Certain proposals are also put forward as special resolutions to ensure they reflect the intentions of a decisive majority of shareholders, respective of their voting rights.

For a minutes for a shareholder meeting where only ordinary resolutions are being passed, see General Meeting Minutes (To Pass Ordinary Resolution).

What does the General Meeting Minutes cover?

  • Details of the meeting (date, time, location);
  • Shareholder in attendance;
  • Chair of the meeting; and
  • Resolutions proposed and outcomes of these resolutions.

How important are minutes in a meeting?

Aside from it being a legal requirement under the Corporation Act 2001 (Cth), keeping a record of what happens in company shareholder meetings is an important to keeping track of what has been discussed and decided, and to hold shareholders to account.
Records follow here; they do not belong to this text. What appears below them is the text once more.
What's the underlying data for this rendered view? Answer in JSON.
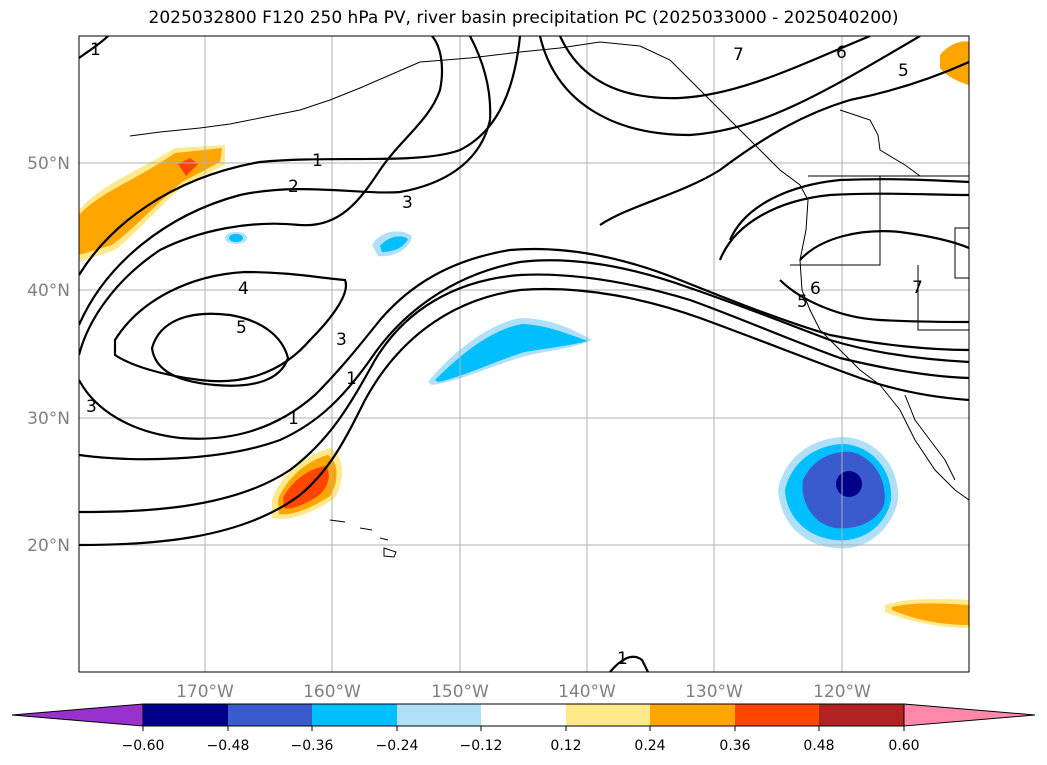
{
  "title": "2025032800 F120 250 hPa PV, river basin precipitation PC (2025033000 - 2025040200)",
  "map": {
    "lon_ticks": [
      "170°W",
      "160°W",
      "150°W",
      "140°W",
      "130°W",
      "120°W"
    ],
    "lat_ticks": [
      "50°N",
      "40°N",
      "30°N",
      "20°N"
    ],
    "contour_labels": [
      "1",
      "1",
      "1",
      "2",
      "3",
      "3",
      "3",
      "4",
      "5",
      "5",
      "5",
      "6",
      "6",
      "7",
      "7",
      "1",
      "1"
    ]
  },
  "colorbar": {
    "ticks": [
      "−0.60",
      "−0.48",
      "−0.36",
      "−0.24",
      "−0.12",
      "0.12",
      "0.24",
      "0.36",
      "0.48",
      "0.60"
    ],
    "colors": [
      "#9932CC",
      "#00008B",
      "#3A5BCD",
      "#00BFFF",
      "#B0E0F8",
      "#FFFFFF",
      "#FFE98A",
      "#FFA500",
      "#FF4500",
      "#B22222",
      "#FF88AA"
    ]
  },
  "colors": {
    "background": "#FFFFFF",
    "grid": "#B0B0B0",
    "contour": "#000000",
    "tick_label": "#808080"
  }
}
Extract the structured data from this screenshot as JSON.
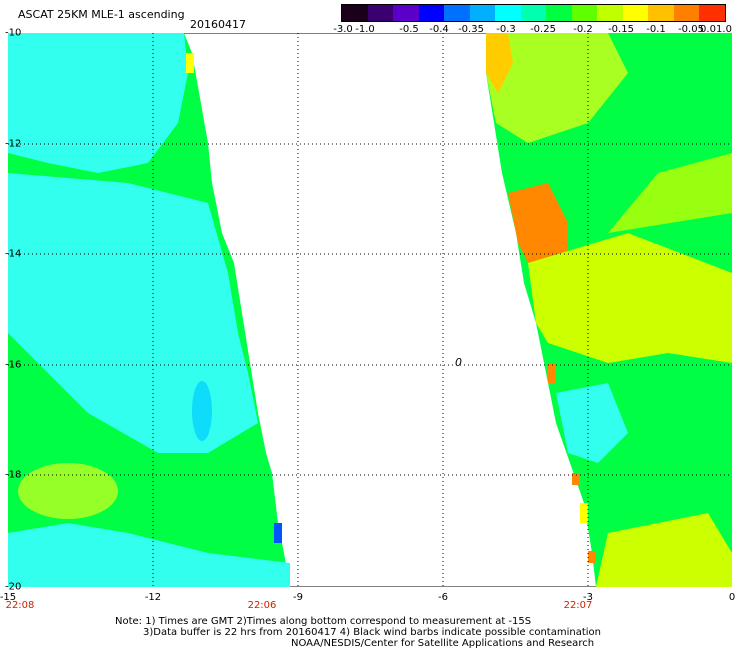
{
  "title": "ASCAT 25KM MLE-1 ascending",
  "date": "20160417",
  "colorbar": {
    "labels": [
      "-3.0",
      "-1.0",
      "-0.5",
      "-0.4",
      "-0.35",
      "-0.3",
      "-0.25",
      "-0.2",
      "-0.15",
      "-0.1",
      "-0.05",
      "0.0",
      "1.0"
    ],
    "colors": [
      "#1a001a",
      "#3a0070",
      "#5a00c8",
      "#0000ff",
      "#0070ff",
      "#00b0ff",
      "#00ffff",
      "#00ffb0",
      "#00ff40",
      "#60ff00",
      "#c0ff00",
      "#ffff00",
      "#ffc000",
      "#ff8000",
      "#ff3000"
    ]
  },
  "map": {
    "x_ticks": [
      "-15",
      "-12",
      "-9",
      "-6",
      "-3",
      "0"
    ],
    "y_ticks": [
      "-10",
      "-12",
      "-14",
      "-16",
      "-18",
      "-20"
    ],
    "times": [
      "22:08",
      "22:06",
      "22:07"
    ],
    "marker": "0",
    "swath_colors": {
      "cyan": "#33ffee",
      "green": "#00ff44",
      "yellow": "#ffff00",
      "orange": "#ff8800",
      "blue": "#0055ff"
    }
  },
  "notes": [
    "Note: 1) Times are GMT 2)Times along bottom correspond to measurement at -15S",
    "3)Data buffer is 22 hrs from 20160417 4) Black wind barbs indicate possible contamination",
    "NOAA/NESDIS/Center for Satellite Applications and Research"
  ]
}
Do meeting minutes have to be approved?

Prior to each meeting, the minutes from the previous meeting must be approved by the shareholders and signed by the chair of the meeting. The shareholders should review the minutes and their approval should be recorded in the minutes of the current meeting and entered into the minute book.

How do I write a motion in meeting minutes?
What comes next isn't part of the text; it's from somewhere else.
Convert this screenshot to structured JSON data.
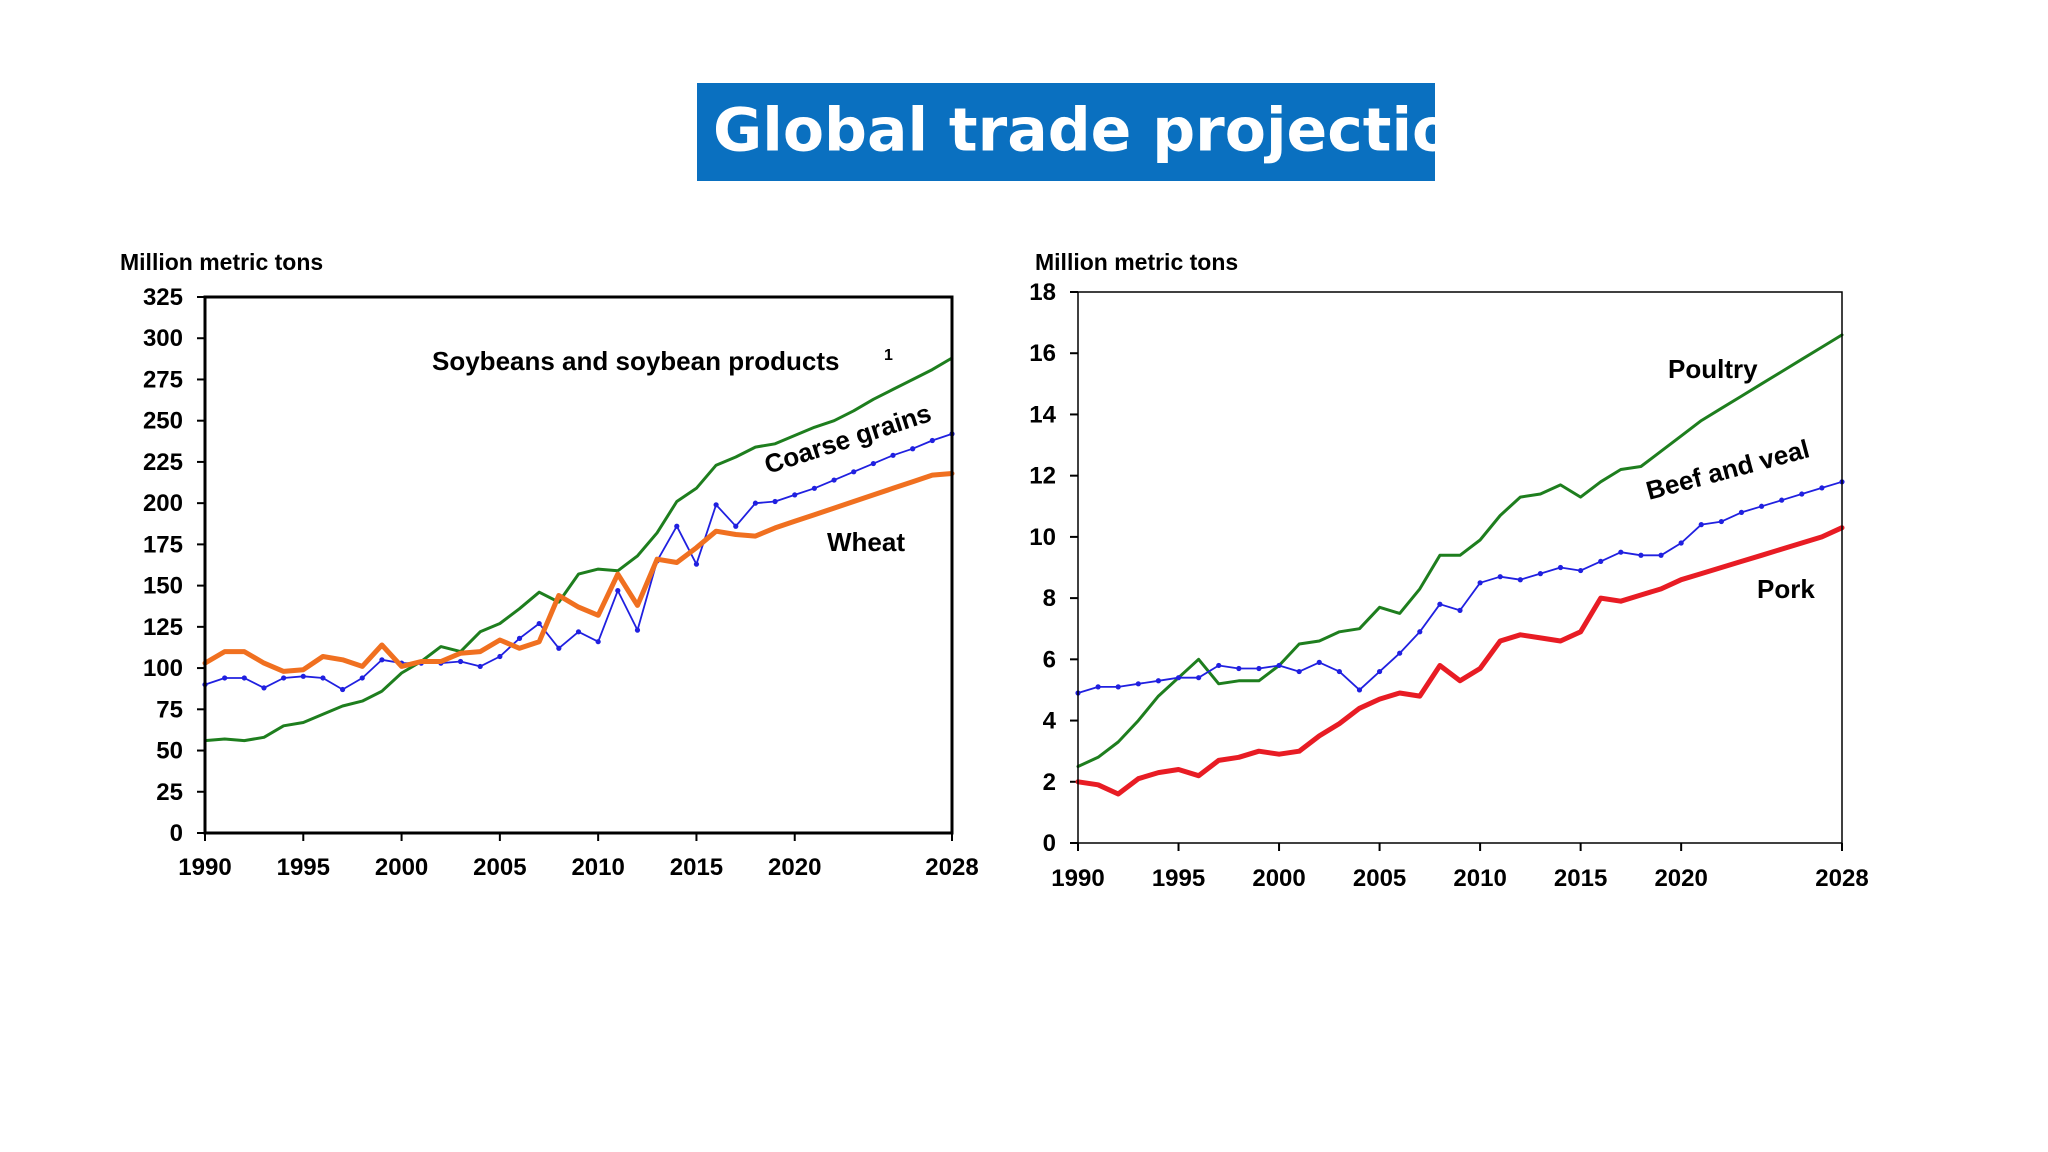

In the business context, a motion is a formal proposal submitted in a meeting for discussion and possible adoption as a resolution.

It is common at shareholders meetings to have motions put forward by shareholders. The details of the motion, including who brought it, the full text and the outcome of the vote, should be recorded in the discussions section of the minutes.

How should I circulate minutes in a meeting?

Both the chair of the meeting and the shareholder should decide on the best method (e.g. email, Cloud sharing) for circulating the draft minutes. It is good governance for the draft minutes to be circulated within a reasonable time of the meeting, as this will assist in meeting the one-month deadline for entering the minutes in the minute book.

Tips for creating effective meeting minutes

Effective meeting minutes are not a transcript of every word that was said during the meeting or a record of individual shareholder contributions. However, they can be used as evidence in legal proceedings, and as such care must be taken with the preparation of the minutes.

Some useful tips include:

1. Get the agenda

Before the meeting, it is important you get a copy of the agenda and make an outline of the items being discussed. This helps save time and ensures you the right information is being recorded.

2. Don’t record everything

Effective minutes do not record all that was said in the meeting. It is important to keep an ear out for the agenda items being discussed and only record the information relevant to that discussion, and be able to differentiate between statements of facts and opinions.

3. Keep it clear and simple

The final edit of the minutes should be worded in a clear and simple language for the benefit of others. The language should be understandable, concise and objective throughout.

4. Proofread

Accuracy is one of the main responsibilities of the person taking the minutes. Before the minutes are circulated and lodged, it is important the accuracy of the recorded information is confirmed.